Today she had a co-volunteer who was still attending college in her thirties become flummoxed at being faced with the task of making change for $25 out of $40.
Oy.
Long before there were pocket calculators I was taught at school and by my mother the bookkeeper how to check my work by casting out nines. Anyone who hasn’t ever done this, it seems like magic. And it is not foolproof but a bookkeeper who is entering data into a general ledger (How all business was conducted until the 70’s, pretty much, and even after that, for a lot of companies) it was a quick and dirty way to check your work. Remember that in those days only the head bookkeepers and accountants would have been supplied with adding machines, when the salary of a secretary was $20-$30 a week, an adding machine cost $300.
I get that you don’t need to do this because the machines are so much better and faster, that’s a very good thing. But shouldn’t anyone be able to make change for $25 out of $40?
10 comments Og | Uncategorized

Yep. It is something I try to drill into my kids. It can’t hurt.
But I do think those who cannot handle 40 – 25 = 15 become managers.
One would think… sigh
I have to teach 9/10 employees how to make change. Most cannot do so without a calculator
Even in the 1980’s, counting change back to a customer was dying out because of the advent of electronic cash registers.
In the early ’80s I worked for a local hobby shop chain that still had its old NCR cash registers in the stores. One of them finally broke beyond repair and was replaced with an electronic (a Sharp if I recall correctly).
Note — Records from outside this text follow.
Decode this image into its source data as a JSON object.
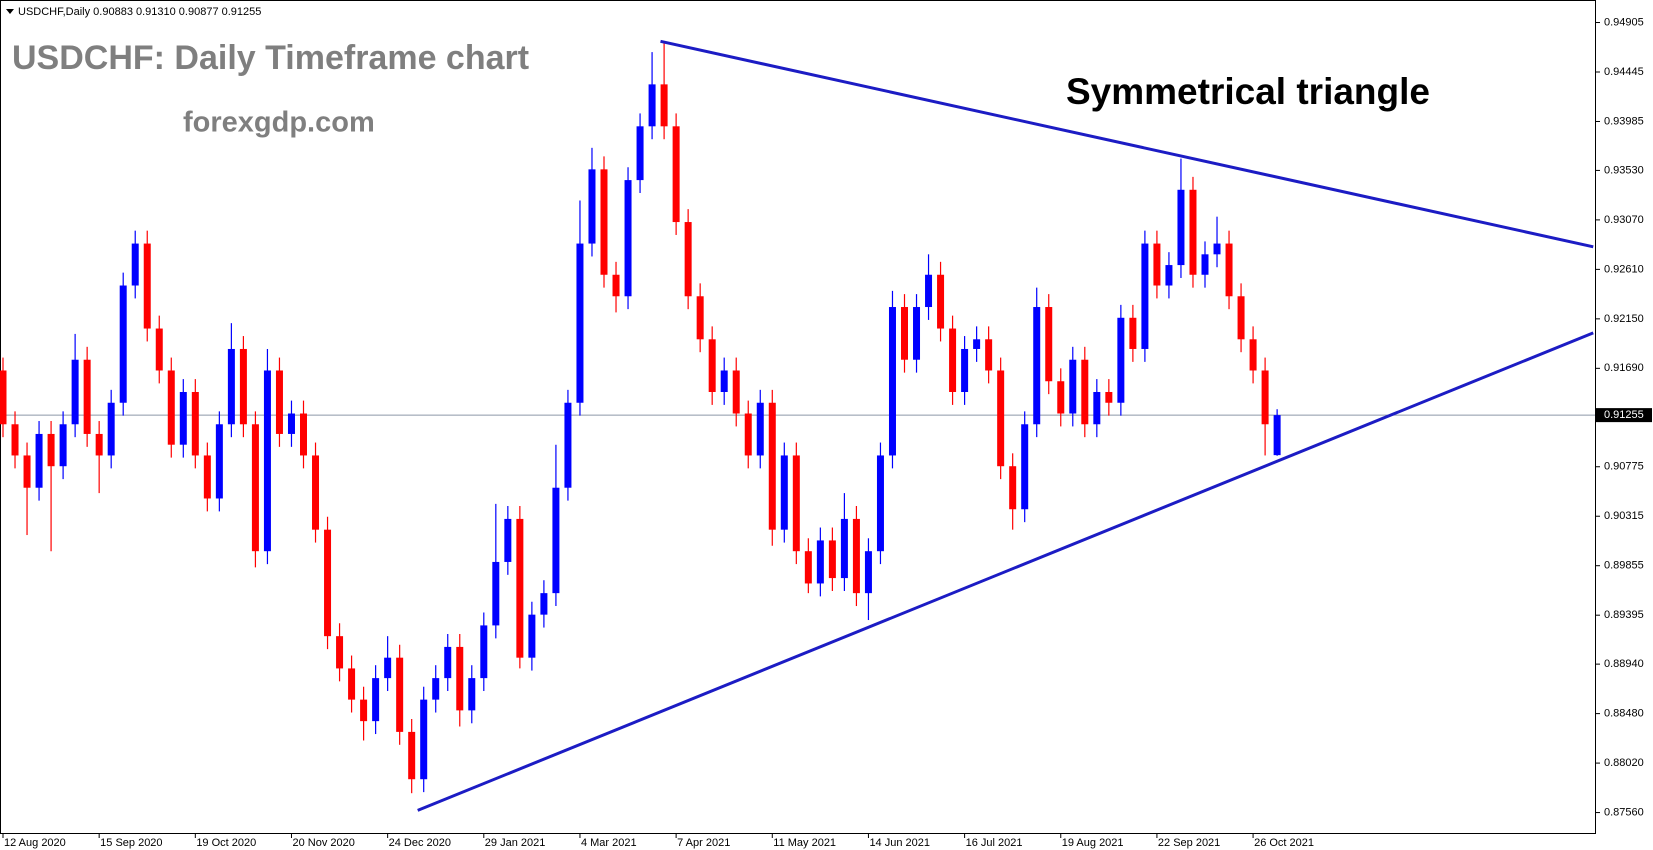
{
  "chart_data": {
    "type": "candlestick",
    "header": "USDCHF,Daily  0.90883 0.91310 0.90877 0.91255",
    "title": "USDCHF: Daily Timeframe chart",
    "subtitle": "forexgdp.com",
    "annotation": "Symmetrical triangle",
    "up_color": "#0000ff",
    "down_color": "#ff0000",
    "current_price": 0.91255,
    "current_price_color": "#8c96a8",
    "ylim": [
      0.8737,
      0.9504
    ],
    "yticks": [
      0.94905,
      0.94445,
      0.93985,
      {
        "value": 0.9353,
        "label": "0.93530"
      },
      {
        "value": 0.9307,
        "label": "0.93070"
      },
      {
        "value": 0.9261,
        "label": "0.92610"
      },
      {
        "value": 0.9215,
        "label": "0.92150"
      },
      {
        "value": 0.9169,
        "label": "0.91690"
      },
      0.90775,
      0.90315,
      0.89855,
      0.89395,
      {
        "value": 0.8894,
        "label": "0.88940"
      },
      {
        "value": 0.8848,
        "label": "0.88480"
      },
      {
        "value": 0.8802,
        "label": "0.88020"
      },
      {
        "value": 0.8756,
        "label": "0.87560"
      }
    ],
    "categories": [
      "12 Aug 2020",
      null,
      null,
      null,
      null,
      null,
      null,
      null,
      "15 Sep 2020",
      null,
      null,
      null,
      null,
      null,
      null,
      null,
      "19 Oct 2020",
      null,
      null,
      null,
      null,
      null,
      null,
      null,
      "20 Nov 2020",
      null,
      null,
      null,
      null,
      null,
      null,
      null,
      "24 Dec 2020",
      null,
      null,
      null,
      null,
      null,
      null,
      null,
      "29 Jan 2021",
      null,
      null,
      null,
      null,
      null,
      null,
      null,
      "4 Mar 2021",
      null,
      null,
      null,
      null,
      null,
      null,
      null,
      "7 Apr 2021",
      null,
      null,
      null,
      null,
      null,
      null,
      null,
      "11 May 2021",
      null,
      null,
      null,
      null,
      null,
      null,
      null,
      "14 Jun 2021",
      null,
      null,
      null,
      null,
      null,
      null,
      null,
      "16 Jul 2021",
      null,
      null,
      null,
      null,
      null,
      null,
      null,
      "19 Aug 2021",
      null,
      null,
      null,
      null,
      null,
      null,
      null,
      "22 Sep 2021",
      null,
      null,
      null,
      null,
      null,
      null,
      null,
      "26 Oct 2021",
      null,
      null
    ],
    "open": [
      0.9167,
      0.9117,
      0.9088,
      0.9058,
      0.9108,
      0.9078,
      0.9117,
      0.9177,
      0.9108,
      0.9088,
      0.9137,
      0.9246,
      0.9285,
      0.9206,
      0.9167,
      0.9098,
      0.9147,
      0.9088,
      0.9048,
      0.9117,
      0.9187,
      0.9117,
      0.8999,
      0.9167,
      0.9108,
      0.9127,
      0.9088,
      0.9019,
      0.892,
      0.889,
      0.8861,
      0.8841,
      0.8881,
      0.89,
      0.8831,
      0.8787,
      0.8861,
      0.8881,
      0.891,
      0.8851,
      0.8881,
      0.893,
      0.8989,
      0.9029,
      0.89,
      0.894,
      0.896,
      0.9058,
      0.9137,
      0.9285,
      0.9354,
      0.9256,
      0.9236,
      0.9344,
      0.9394,
      0.9433,
      0.9394,
      0.9305,
      0.9236,
      0.9196,
      0.9147,
      0.9167,
      0.9127,
      0.9088,
      0.9137,
      0.9019,
      0.9088,
      0.8999,
      0.8969,
      0.9009,
      0.8974,
      0.9029,
      0.896,
      0.8999,
      0.9088,
      0.9226,
      0.9177,
      0.9226,
      0.9256,
      0.9206,
      0.9147,
      0.9187,
      0.9196,
      0.9167,
      0.9078,
      0.9038,
      0.9117,
      0.9226,
      0.9157,
      0.9127,
      0.9177,
      0.9117,
      0.9147,
      0.9137,
      0.9216,
      0.9187,
      0.9285,
      0.9246,
      0.9265,
      0.9335,
      0.9256,
      0.9275,
      0.9285,
      0.9236,
      0.9196,
      0.9167,
      0.90883
    ],
    "high": [
      0.9179,
      0.9129,
      0.91,
      0.912,
      0.912,
      0.9129,
      0.9201,
      0.9189,
      0.912,
      0.9149,
      0.9258,
      0.9297,
      0.9297,
      0.9218,
      0.9179,
      0.9159,
      0.9159,
      0.91,
      0.9129,
      0.9211,
      0.9199,
      0.9129,
      0.9187,
      0.9179,
      0.9139,
      0.9139,
      0.91,
      0.9031,
      0.8932,
      0.8902,
      0.8873,
      0.8893,
      0.892,
      0.8912,
      0.8843,
      0.8873,
      0.8893,
      0.8922,
      0.8922,
      0.8893,
      0.8942,
      0.9043,
      0.9041,
      0.9041,
      0.8952,
      0.8972,
      0.9098,
      0.9149,
      0.9325,
      0.9374,
      0.9366,
      0.9268,
      0.9356,
      0.9406,
      0.9463,
      0.9473,
      0.9406,
      0.9317,
      0.9248,
      0.9208,
      0.9179,
      0.9179,
      0.9139,
      0.9149,
      0.9149,
      0.91,
      0.91,
      0.9011,
      0.9021,
      0.9021,
      0.9053,
      0.9041,
      0.9011,
      0.91,
      0.9241,
      0.9238,
      0.9238,
      0.9275,
      0.9268,
      0.9218,
      0.9199,
      0.9208,
      0.9208,
      0.9179,
      0.909,
      0.9129,
      0.9244,
      0.9238,
      0.9169,
      0.9189,
      0.9189,
      0.9159,
      0.9159,
      0.9228,
      0.9228,
      0.9297,
      0.9297,
      0.9277,
      0.9364,
      0.9347,
      0.9287,
      0.931,
      0.9297,
      0.9248,
      0.9208,
      0.9179,
      0.9131
    ],
    "low": [
      0.9105,
      0.9076,
      0.9014,
      0.9046,
      0.8999,
      0.9066,
      0.9105,
      0.9096,
      0.9053,
      0.9076,
      0.9125,
      0.9234,
      0.9194,
      0.9155,
      0.9086,
      0.9086,
      0.9076,
      0.9036,
      0.9036,
      0.9105,
      0.9105,
      0.8984,
      0.8987,
      0.9096,
      0.9096,
      0.9076,
      0.9007,
      0.8908,
      0.8878,
      0.8849,
      0.8823,
      0.8829,
      0.8869,
      0.8819,
      0.8774,
      0.8775,
      0.8849,
      0.8869,
      0.8836,
      0.8839,
      0.8869,
      0.8918,
      0.8977,
      0.889,
      0.8888,
      0.8928,
      0.8948,
      0.9046,
      0.9125,
      0.9273,
      0.9244,
      0.9221,
      0.9224,
      0.9332,
      0.9382,
      0.9382,
      0.9293,
      0.9224,
      0.9184,
      0.9135,
      0.9135,
      0.9115,
      0.9076,
      0.9076,
      0.9004,
      0.9007,
      0.8987,
      0.896,
      0.8957,
      0.8962,
      0.8962,
      0.8948,
      0.8935,
      0.8987,
      0.9076,
      0.9165,
      0.9165,
      0.9214,
      0.9194,
      0.9135,
      0.9135,
      0.9175,
      0.9155,
      0.9066,
      0.9019,
      0.9026,
      0.9105,
      0.9145,
      0.9115,
      0.9115,
      0.9105,
      0.9105,
      0.9125,
      0.9125,
      0.9175,
      0.9175,
      0.9234,
      0.9234,
      0.9253,
      0.9244,
      0.9244,
      0.9263,
      0.9224,
      0.9184,
      0.9155,
      0.9088,
      0.90877
    ],
    "close": [
      0.9117,
      0.9088,
      0.9058,
      0.9108,
      0.9078,
      0.9117,
      0.9177,
      0.9108,
      0.9088,
      0.9137,
      0.9246,
      0.9285,
      0.9206,
      0.9167,
      0.9098,
      0.9147,
      0.9088,
      0.9048,
      0.9117,
      0.9187,
      0.9117,
      0.8999,
      0.9167,
      0.9108,
      0.9127,
      0.9088,
      0.9019,
      0.892,
      0.889,
      0.8861,
      0.8841,
      0.8881,
      0.89,
      0.8831,
      0.8787,
      0.8861,
      0.8881,
      0.891,
      0.8851,
      0.8881,
      0.893,
      0.8989,
      0.9029,
      0.89,
      0.894,
      0.896,
      0.9058,
      0.9137,
      0.9285,
      0.9354,
      0.9256,
      0.9236,
      0.9344,
      0.9394,
      0.9433,
      0.9394,
      0.9305,
      0.9236,
      0.9196,
      0.9147,
      0.9167,
      0.9127,
      0.9088,
      0.9137,
      0.9019,
      0.9088,
      0.8999,
      0.8969,
      0.9009,
      0.8974,
      0.9029,
      0.896,
      0.8999,
      0.9088,
      0.9226,
      0.9177,
      0.9226,
      0.9256,
      0.9206,
      0.9147,
      0.9187,
      0.9196,
      0.9167,
      0.9078,
      0.9038,
      0.9117,
      0.9226,
      0.9157,
      0.9127,
      0.9177,
      0.9117,
      0.9147,
      0.9137,
      0.9216,
      0.9187,
      0.9285,
      0.9246,
      0.9265,
      0.9335,
      0.9256,
      0.9275,
      0.9285,
      0.9236,
      0.9196,
      0.9167,
      0.9117,
      0.91255
    ],
    "trendlines": [
      {
        "color": "#1c1cc4",
        "x": [
          54.7,
          132.3
        ],
        "y": [
          0.9473,
          0.9282
        ]
      },
      {
        "color": "#1c1cc4",
        "x": [
          34.5,
          132.3
        ],
        "y": [
          0.8758,
          0.9202
        ]
      }
    ]
  }
}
And the employees were told that it didn’t matter that the machine displayed the correct change amount — they were still to count the change back the old-fashioned way, because that’s what our customers had come to expect. There was some grumbling, but it sure helped keep the drawer balanced when you had to count it out bill by bill and coin by coin.
I suspect that the day is coming (if it hasn’t already) that these new-fangled POS units will not just say how much change needs to go back, but will display a picture of the exact number of coins and bills that need to be pulled out of the register…you know, for cashiers who can’t count or read.
“you know, for cashiers who can’t count or read. ”
Or speak english.
It amazes me how some manage to go through life without being able to do the simple things. First day of the first math class in college, they handed a test out first thing. It was simple addition and subtraction. I thought it was a joke. It wasn’t. We lost a few people, they walked out. Second test was basic multiplication and division, we lost a whole bunch of the class, they couldn’t do it without a calculator. Second class, we started learning, sort of. I knew all the math, just needed the credit for the course as it was required for my degree. Instructor did the simple tests to thin the class out of those who needed the remedial courses. Still can’t fathom going through life not being able to do simple arithmetic. Not trig or calculus, just simple arithmetic. Some of the people appeared in their late forties. How do you go that far through life without being able to add or subtract?
Huh. I never heard of that technique until now. Kinda cool.
Mathematics didn’t bother me at all until I ran into differential equations. At that point, I switched from engineering to geology.
I really shouldn’t read blogs when I’ve been up since 5 ish and ended my day with a 4 hour commute on I65.
I read that as “casting out mimes” and had all sorts of visions in my head of ancient rituals involving a circle of salt and French people.
I think it’s time to head to sleep.
lol.
Shhh. That’s our little secret. Mime tossing is a sick, sick thing that nobody should ever do. Because a mime is a terrible thing to waste.
When, in my early 30s, I decided to use my G.I. Bill, I delivered pizza. I had kids at the front counter, with the register before them, turn and ask me what the change for X bill & Y cash tendered should be.
I usually told ’em a variation of I was getting ripped off, that the education I’d been paying for for 15 years had failed them. They never asked more than once.
I looked at the box & knew I could make change for whatever the customer gave me. When did this become an arcane science?